Here are a few of my thoughts on animal rights…

ANIMAL RIGHTS

As Darwin and Wallace discovered, nature has neither rules nor plan.  If a creature survives in its time and place, it lives long enough to reproduce and carry on but if not, it loses the competition and disappears. Evolution doesn’t take prisoners.

What appears to be a green and pleasant land to many people is, in fact, a vast and silent war, where even the nodding daffodils, beautiful as they are, are involved in a grim struggle for light, water and resources.  As Tennyson observed, nature is indeed red in tooth and claw.  Mother Nature is less like kindly Gaia and more like a homicidal old biddy with an abiding interest in scything down the very old, the very young, the sick and the disabled.

To protect ourselves from the competition of nature, we made use of caves and other physical and social arrangements inside which to nurture our kind and reproduce, safe from the violence and dangers outside.  Outside, in nature, there were no rules, but inside the cave, we had to have rules – “the rule of nurture”.  They are simply stated as, “sharing and fair exchange without violence”.
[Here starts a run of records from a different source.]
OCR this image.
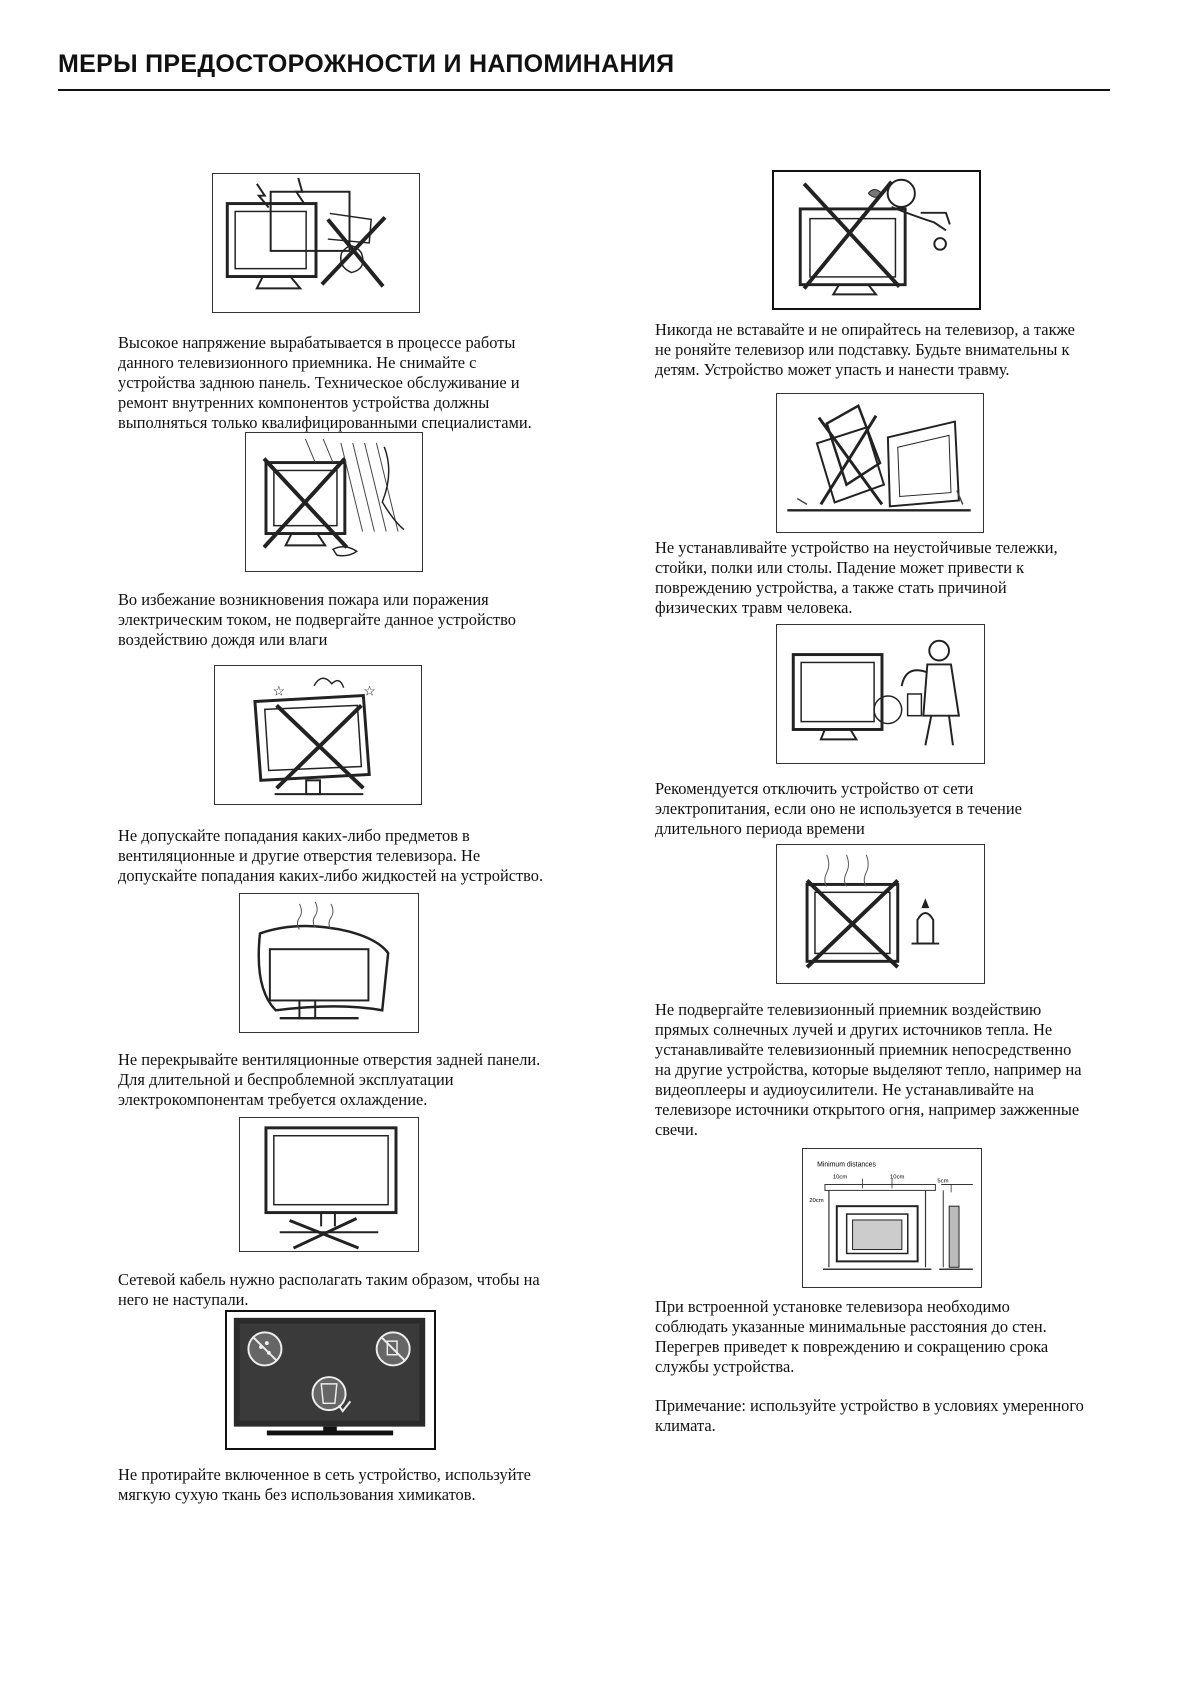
МЕРЫ ПРЕДОСТОРОЖНОСТИ И НАПОМИНАНИЯ

Высокое напряжение вырабатывается в процессе работы
данного телевизионного приемника. Не снимайте с
устройства заднюю панель. Техническое обслуживание и
ремонт внутренних компонентов устройства должны
выполняться только квалифицированными специалистами.

Во избежание возникновения пожара или поражения
электрическим током, не подвергайте данное устройство
воздействию дождя или влаги

☆	☆

Не допускайте попадания каких-либо предметов в
вентиляционные и другие отверстия телевизора. Не
допускайте попадания каких-либо жидкостей на устройство.

Не перекрывайте вентиляционные отверстия задней панели.
Для длительной и беспроблемной эксплуатации
электрокомпонентам требуется охлаждение.

Сетевой кабель нужно располагать таким образом, чтобы на
него не наступали.

Не протирайте включенное в сеть устройство, используйте
мягкую сухую ткань без использования химикатов.

Никогда не вставайте и не опирайтесь на телевизор, а также
не роняйте телевизор или подставку. Будьте внимательны к
детям. Устройство может упасть и нанести травму.

Не устанавливайте устройство на неустойчивые тележки,
стойки, полки или столы. Падение может привести к
повреждению устройства, а также стать причиной
физических травм человека.

Рекомендуется отключить устройство от сети
электропитания, если оно не используется в течение
длительного периода времени

Не подвергайте телевизионный приемник воздействию
прямых солнечных лучей и других источников тепла. Не
устанавливайте телевизионный приемник непосредственно
на другие устройства, которые выделяют тепло, например на
видеоплееры и аудиоусилители. Не устанавливайте на
телевизоре источники открытого огня, например зажженные
свечи.

Minimum distances
10cm	10cm
5cm
20cm

При встроенной установке телевизора необходимо
соблюдать указанные минимальные расстояния до стен.
Перегрев приведет к повреждению и сокращению срока
службы устройства.

Примечание: используйте устройство в условиях умеренного
климата.
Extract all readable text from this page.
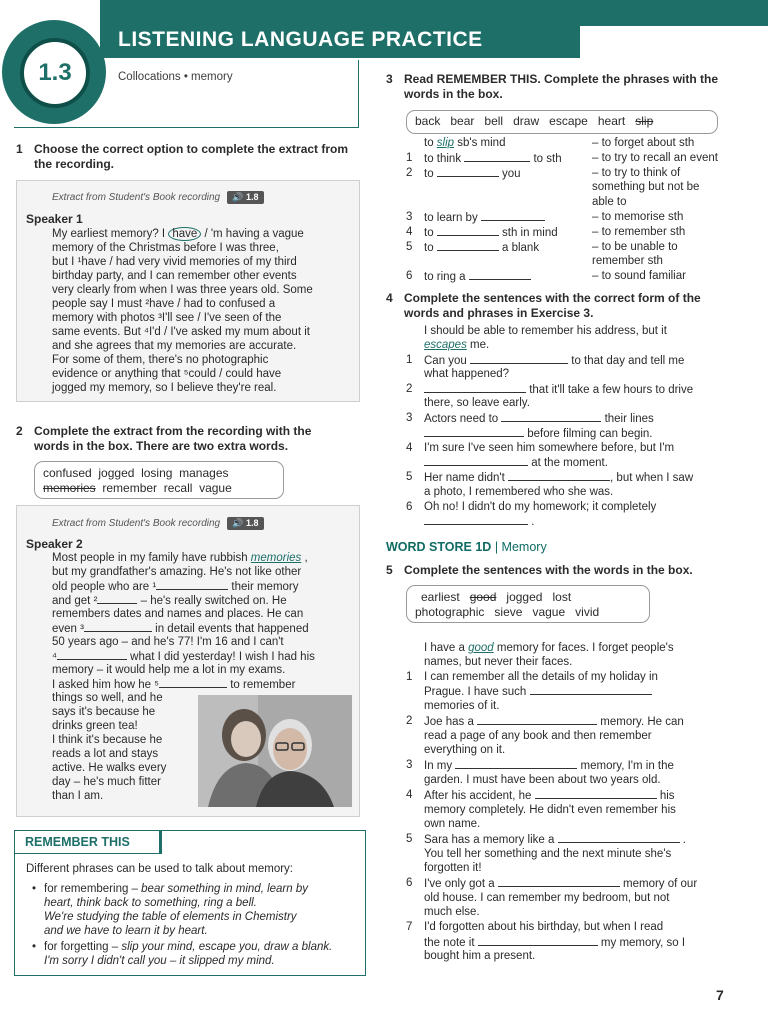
LISTENING LANGUAGE PRACTICE
1.3	Collocations • memory
1 Choose the correct option to complete the extract from the recording.
Extract from Student's Book recording 🔊 1.8
Speaker 1
My earliest memory? I have / 'm having a vague
memory of the Christmas before I was three,
but I ¹have / had very vivid memories of my third
birthday party, and I can remember other events
very clearly from when I was three years old. Some
people say I must ²have / had to confused a
memory with photos ³I'll see / I've seen of the
same events. But ⁴I'd / I've asked my mum about it
and she agrees that my memories are accurate.
For some of them, there's no photographic
evidence or anything that ⁵could / could have
jogged my memory, so I believe they're real.
2 Complete the extract from the recording with the words in the box. There are two extra words.
confused jogged losing manages
memories remember recall vague
Extract from Student's Book recording 🔊 1.8
Speaker 2
Most people in my family have rubbish memories ,
but my grandfather's amazing. He's not like other
old people who are ¹	their memory
and get ²	– he's really switched on. He
remembers dates and names and places. He can
even ³	in detail events that happened
50 years ago – and he's 77! I'm 16 and I can't
⁴	what I did yesterday! I wish I had his
memory – it would help me a lot in my exams.
I asked him how he ⁵	to remember
things so well, and he
says it's because he
drinks green tea!
I think it's because he
reads a lot and stays
active. He walks every
day – he's much fitter
than I am.
REMEMBER THIS
Different phrases can be used to talk about memory:
• for remembering – bear something in mind, learn by
heart, think back to something, ring a bell.
We're studying the table of elements in Chemistry
and we have to learn it by heart.
• for forgetting – slip your mind, escape you, draw a blank.
I'm sorry I didn't call you – it slipped my mind.
3 Read REMEMBER THIS. Complete the phrases with the words in the box.
back bear bell draw escape heart slip
to slip sb's mind	– to forget about sth
1 to think	to sth	– to try to recall an event
2 to	you	– to try to think of
something but not be
able to
3 to learn by	– to memorise sth
4 to	sth in mind	– to remember sth
5 to	a blank	– to be unable to
remember sth
6 to ring a	– to sound familiar
4 Complete the sentences with the correct form of the words and phrases in Exercise 3.
I should be able to remember his address, but it
escapes me.
1 Can you	to that day and tell me
what happened?
2	that it'll take a few hours to drive
there, so leave early.
3 Actors need to	their lines
before filming can begin.
4 I'm sure I've seen him somewhere before, but I'm
at the moment.
5 Her name didn't	, but when I saw
a photo, I remembered who she was.
6 Oh no! I didn't do my homework; it completely
.
WORD STORE 1D | Memory
5 Complete the sentences with the words in the box.
earliest good jogged lost
photographic sieve vague vivid
I have a good memory for faces. I forget people's
names, but never their faces.
1 I can remember all the details of my holiday in
Prague. I have such
memories of it.
2 Joe has a	memory. He can
read a page of any book and then remember
everything on it.
3 In my	memory, I'm in the
garden. I must have been about two years old.
4 After his accident, he	his
memory completely. He didn't even remember his
own name.
5 Sara has a memory like a	.
You tell her something and the next minute she's
forgotten it!
6 I've only got a	memory of our
old house. I can remember my bedroom, but not
much else.
7 I'd forgotten about his birthday, but when I read
the note it	my memory, so I
bought him a present.
7
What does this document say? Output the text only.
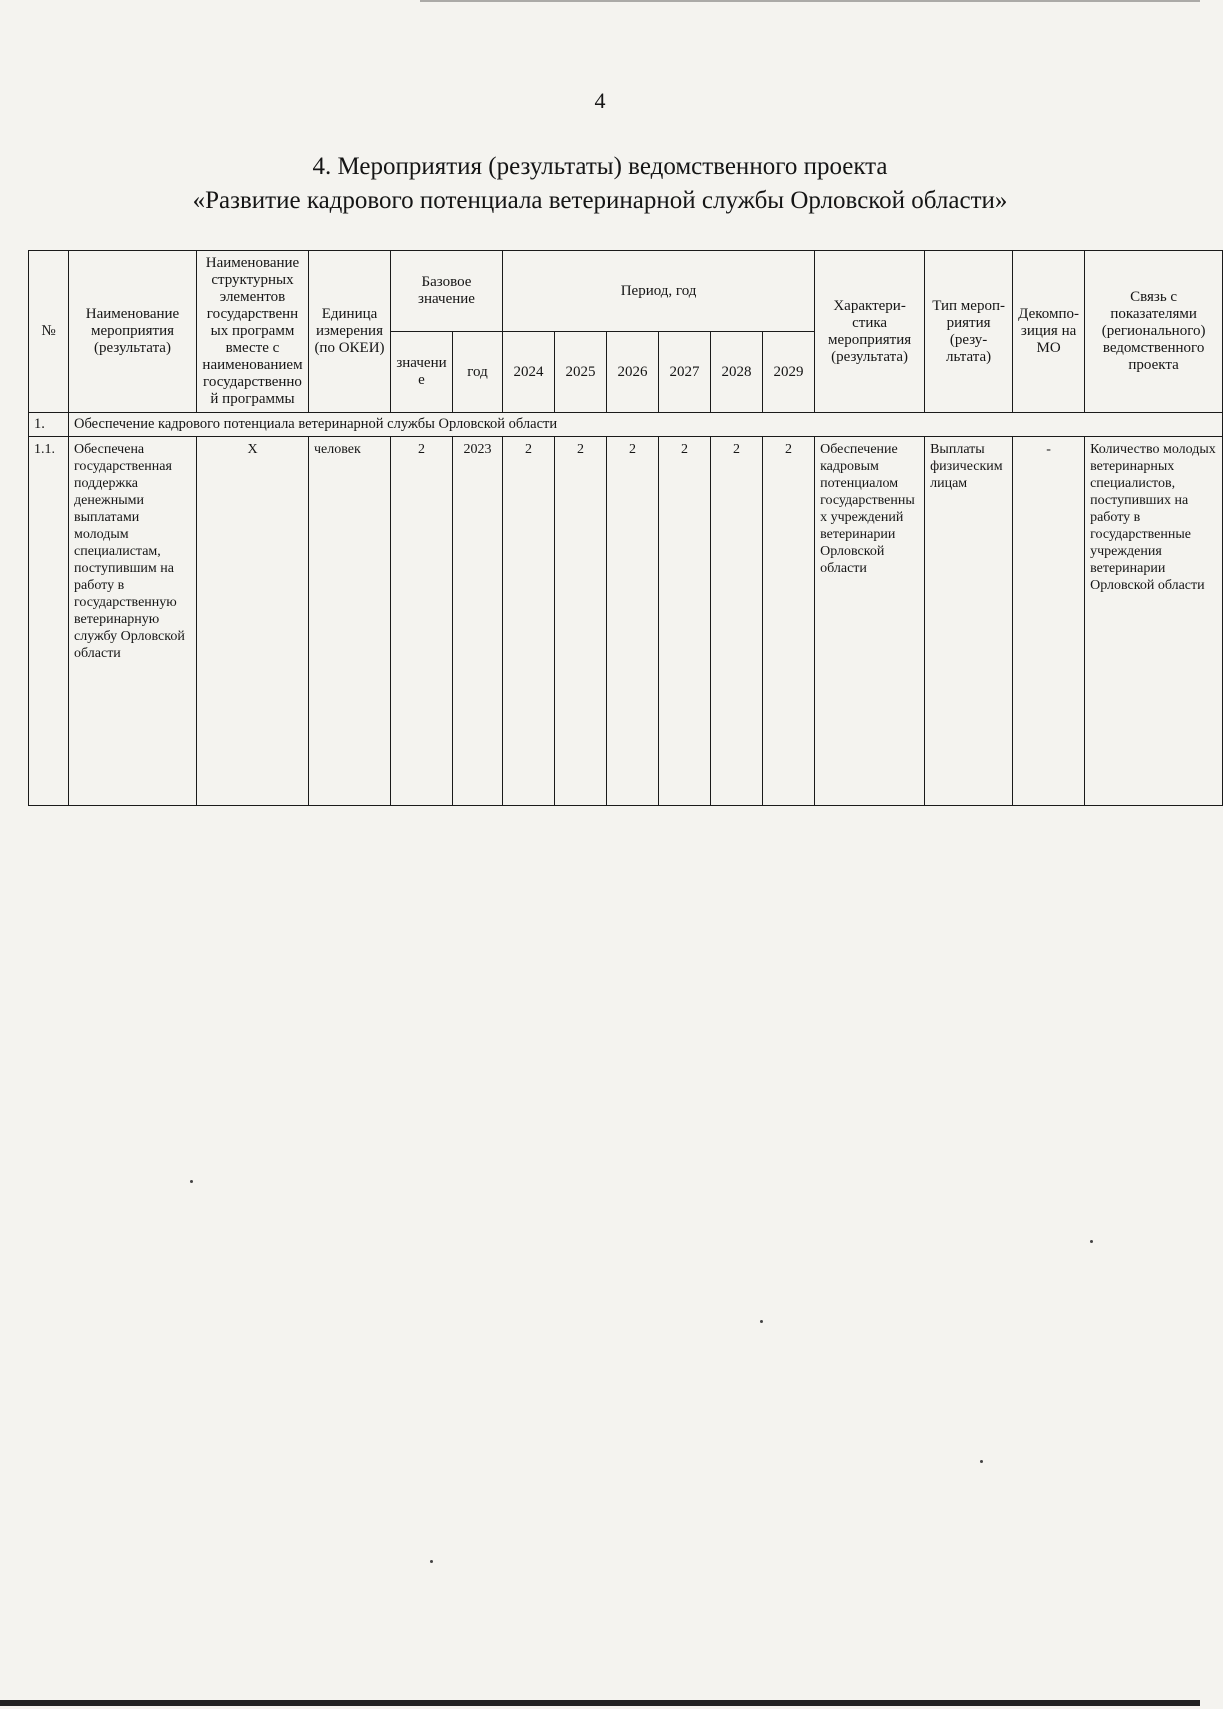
4
4. Мероприятия (результаты) ведомственного проекта
«Развитие кадрового потенциала ветеринарной службы Орловской области»
№	Наименование мероприятия (результата)	Наименование структурных элементов государственных программ вместе с наименованием государственной программы	Единица измерения (по ОКЕИ)	Базовое значение		Период, год						Характери-стика мероприятия (результата)	Тип мероп-риятия (резу-льтата)	Декомпо-зиция на МО	Связь с показателями (регионального) ведомственного проекта
				значение	год	2024	2025	2026	2027	2028	2029				
1.	Обеспечение кадрового потенциала ветеринарной службы Орловской области														
1.1.	Обеспечена государственная поддержка денежными выплатами молодым специалистам, поступившим на работу в государственную ветеринарную службу Орловской области	X	человек	2	2023	2	2	2	2	2	2	Обеспечение кадровым потенциалом государственных учреждений ветеринарии Орловской области	Выплаты физическим лицам	-	Количество молодых ветеринарных специалистов, поступивших на работу в государственные учреждения ветеринарии Орловской области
To compete “outside” in nature required very different characteristics to co-operate “inside” and nurture.  Evolution and biology conspired to leave men with statistically more objectivity (the ability to see a living creature as a “thing”, necessary to do the killing and gutting necessary to win and defend resources in nature) and leave women with statistically more subjectivity with which to nurture our kind.  This dichotomy is the source of all the caveman jokes, but it served us well and today there are more that seven billion of us.

Looking at it rather mechanically, men put resources into one side of the cave and women released children out of the other.  The two functions are entirely different, equal and complimentary, like the two halves of a wheel.

Our cave is still with us.  Today it is an intellectual cave of amazing complexity that we call civilisation.  And the rules of the cave, the rules of nurture, are still with us too, now evolved in complexity and today called our morals and ethics.  We use those morals and ethics as a standard against which to make judgements like “good” and “bad” or “kindness” and “cruelty”, and we use them to underpin our human rights.

But they are still the “indoor” rules of the human cave.   Outside, in nature, there are no rules.  That is why a cat can spend half an hour torturing a mouse to death in interesting ways, but it is not cruel – it is merely nature.  A hyena can pull the innards out of a living impala while the poor creature stands shivering in agony until death releases it, but it is not immoral – it is merely nature.  Nature doesn’t have rules.  It doesn’t have “good” or “bad”, or “kind” or “cruel”.  These are things of the human cave.  Nature doesn’t work that way.  Nature doesn’t care.

It shows why “animal rights” have no foundation.  Nature neither needs nor wants the rules of the human cave.  If animals had rights, it would be incumbent upon us to protect the rights of the mouse and the impala, and intervene to prevent the cat and the hyena from taking away their right to life.  But in doing so, we would take away the rights of the cat and the hyena to live and eat.  So we give the cat and the hyena back their rights, but in doing so, we would take them away from the mouse and the impala.  It is clearly nonsense.  The whole concept is  the intellectual equivalent of a one-legged man in an arse-kicking contest – amusing but a waste of time.   Animals don’t have rights.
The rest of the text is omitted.